Rose wystrzelił ślepymi nabojami?
W ubiegłym tygodniu ogromne kontrowersje na Wyspach wzbudził wywiad zawodnika Tottenhamu, Danny’ego Rose’a. Zawodnik bez ogródek postanowił powiedzieć co leży mu na sercu. A tych rzeczy było sporo.
Zawodnik postanowił skrytykować decyzje transferowe Tottenhamu, twierdząc, że klub powinien sprowadzić kilku mocnych piłkarzy, jeżeli chce liczyć się w walce o mistrzostwo. Zarzucił jednocześnie, że piłkarze sprowadzani przez Tottenham w ostatnich latach są tak mało znani, że „trzeba ich szukać w google”. No cóż, z jednym się zgodzimy, Tottenham rzeczywiście powinien w końcu pomyśleć o przeprowadzeniu transferów w obecnym oknie transferowym, szczególnie, że klub zarobił na odejściu Walkera i Bentaleba.
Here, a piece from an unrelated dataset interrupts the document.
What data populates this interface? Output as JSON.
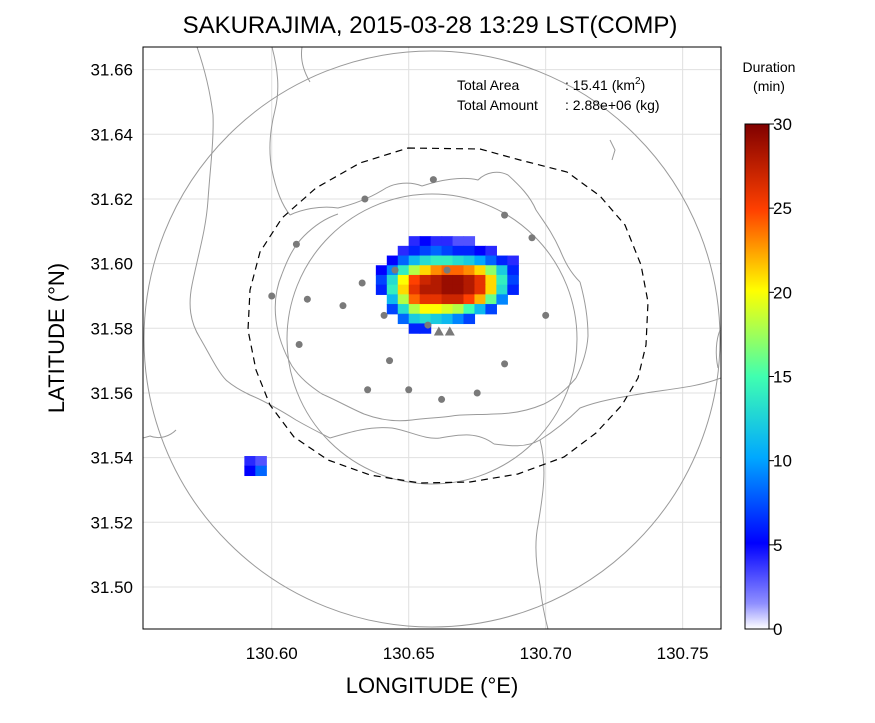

Jednakże Rose jest piłkarzem i jego zadaniem jest przede wszystkim dobra gra, a nie krytykowanie decyzji klubu.
Kolejną rzeczą, o którą Rose miał pretensje do zarządu Kogutów to zbyt małe pensje, niewspółmierne do faktycznej klasy zawodników. 27-letni obrońca oznajmił również, że nie jest dalej zainteresowany grą w Tottenhamie, ponieważ chce zdobywać trofea i dlatego być może niedługo wróci w swoje rodzinne strony. To bardzo szybko wywołało lawinę plotek, że Rose może trafić do Manchesteru United.
Głos zabrał ostatnio Jose Mourinho, który stwierdził, że Rose to zawodnik Tottenhamu, natomiast on sam nie ma nic wspólnego z wywiadem zawodnika i odcina się od wszelkich pogłosek na temat transferu. Wiele wskazuje więc na to, że być może Rose chciałby zasilić szeregi Czerwonych Diabłów, tyle tylko, że Czerwone Diabły nie potrzebują jego.
Teraz sytuacja Rose’a w klubie jest bardzo zła. Na piłkarza spadła fala krytyki ze strony kibiców jak i znanych osobistości ze świata futbolu. Pojawiły się także głosy żeby wyrzucić niesfornego piłkarza z drużyny.